As the Russians gradually assumed control of Uranium One in three separate transactions from 2009 to 2013, Canadian records show, a flow of cash made its way to the Clinton Foundation. Uranium One’s chairman used his family foundation to make four donations totaling $2.35 million. Those contributions were not publicly disclosed by the Clintons, despite an agreement Mrs. Clinton had struck with the Obama White House to publicly identify all donors. Other people with ties to the company made donations as well.

And shortly after the Russians announced their intention to acquire a majority stake in Uranium One, Mr. Clinton received $500,000 for a Moscow speech from a Russian investment bank with links to the Kremlin that was promoting Uranium One stock.

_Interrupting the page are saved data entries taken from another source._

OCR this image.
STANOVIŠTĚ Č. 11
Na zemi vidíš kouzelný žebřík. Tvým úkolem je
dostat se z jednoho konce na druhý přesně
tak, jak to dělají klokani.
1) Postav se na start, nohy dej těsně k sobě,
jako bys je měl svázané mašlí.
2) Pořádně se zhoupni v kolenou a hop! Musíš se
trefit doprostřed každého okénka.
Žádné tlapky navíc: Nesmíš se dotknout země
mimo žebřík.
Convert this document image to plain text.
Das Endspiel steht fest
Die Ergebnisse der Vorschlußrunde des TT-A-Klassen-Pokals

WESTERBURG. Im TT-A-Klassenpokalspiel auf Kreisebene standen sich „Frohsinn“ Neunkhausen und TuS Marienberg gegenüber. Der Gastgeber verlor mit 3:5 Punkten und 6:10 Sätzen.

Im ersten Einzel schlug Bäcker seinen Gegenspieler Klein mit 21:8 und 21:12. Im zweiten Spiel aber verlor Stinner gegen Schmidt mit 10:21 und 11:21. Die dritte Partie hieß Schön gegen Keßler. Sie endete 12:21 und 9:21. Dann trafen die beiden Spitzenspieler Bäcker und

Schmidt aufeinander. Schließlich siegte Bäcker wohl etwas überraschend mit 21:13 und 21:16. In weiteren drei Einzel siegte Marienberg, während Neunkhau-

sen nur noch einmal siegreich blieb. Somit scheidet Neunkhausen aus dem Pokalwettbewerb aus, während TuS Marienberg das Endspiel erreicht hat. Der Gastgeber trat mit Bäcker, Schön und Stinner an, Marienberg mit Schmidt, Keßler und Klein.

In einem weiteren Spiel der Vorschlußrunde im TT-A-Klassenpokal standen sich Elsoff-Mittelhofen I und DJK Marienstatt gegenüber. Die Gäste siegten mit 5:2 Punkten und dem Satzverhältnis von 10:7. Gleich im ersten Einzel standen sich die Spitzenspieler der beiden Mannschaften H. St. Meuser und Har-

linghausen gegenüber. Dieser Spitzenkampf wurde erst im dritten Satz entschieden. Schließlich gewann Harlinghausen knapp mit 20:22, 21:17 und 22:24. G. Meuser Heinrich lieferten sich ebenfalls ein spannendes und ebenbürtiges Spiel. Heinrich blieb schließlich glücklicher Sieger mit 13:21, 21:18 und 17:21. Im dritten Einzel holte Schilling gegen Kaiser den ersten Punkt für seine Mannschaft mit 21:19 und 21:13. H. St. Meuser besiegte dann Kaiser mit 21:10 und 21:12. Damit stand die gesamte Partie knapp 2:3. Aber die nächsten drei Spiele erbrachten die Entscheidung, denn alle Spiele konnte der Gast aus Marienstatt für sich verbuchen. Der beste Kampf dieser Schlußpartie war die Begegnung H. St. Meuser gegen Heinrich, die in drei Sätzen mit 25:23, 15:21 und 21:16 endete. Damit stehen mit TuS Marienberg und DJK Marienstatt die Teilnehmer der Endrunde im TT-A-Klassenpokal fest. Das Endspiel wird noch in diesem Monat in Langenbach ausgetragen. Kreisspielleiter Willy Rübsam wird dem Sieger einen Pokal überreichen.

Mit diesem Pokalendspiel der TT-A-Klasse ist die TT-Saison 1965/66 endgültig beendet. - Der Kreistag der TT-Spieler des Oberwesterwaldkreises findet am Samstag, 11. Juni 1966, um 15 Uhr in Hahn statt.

During her tenure as secretary of state, Clinton also urged US tech giants to bankroll the Russian version of Silicon Valley as part of the broader US-Russia “reset” rapprochement in 2009. That initiative went forward as planned with US companies, at Clinton’s explicit advice, investing billions in Russian tech start ups. “Mrs. Clinton’s State Department worked aggressively to attract U.S. investment partners and helped the Russian State Investment Fund, Rusnano, identify American tech companies worthy of Russian investment,” wrote Peter Schweizer, the author of Clinton Cash, in a Wall Street Journal report. The Russian tech enclave is called Skolkovo Innovation Center, and is headed by Viktor Vekselberg, a Russian-Jewish billionaire.

The impervious pro-Kremlin hack pontificating under the pseudonym “Willy Loman” is trying to pooh-pooh the Manafort allegations with his usual one-dimensional skepticism. He does this not because Manafort is adversely affected by the story, but rather his hero Yanukovych, the deposed Ukrainian leader living in exile in Russia under Putin’s protection. Wayne Madsen, an “alternative” journalist based in Washington who has a history of Putin apologism, is also responding to the “Cold War” rhetoric from some Washington politicians by putting out Russian exoneration articles. He claims that because the American CIA has in the past exaggerated threats posed by Russia (something the Kremlin also does in reverse), then therefore the Russians must be dovish peaceniks, innocent of all charges that critics lay at their feet.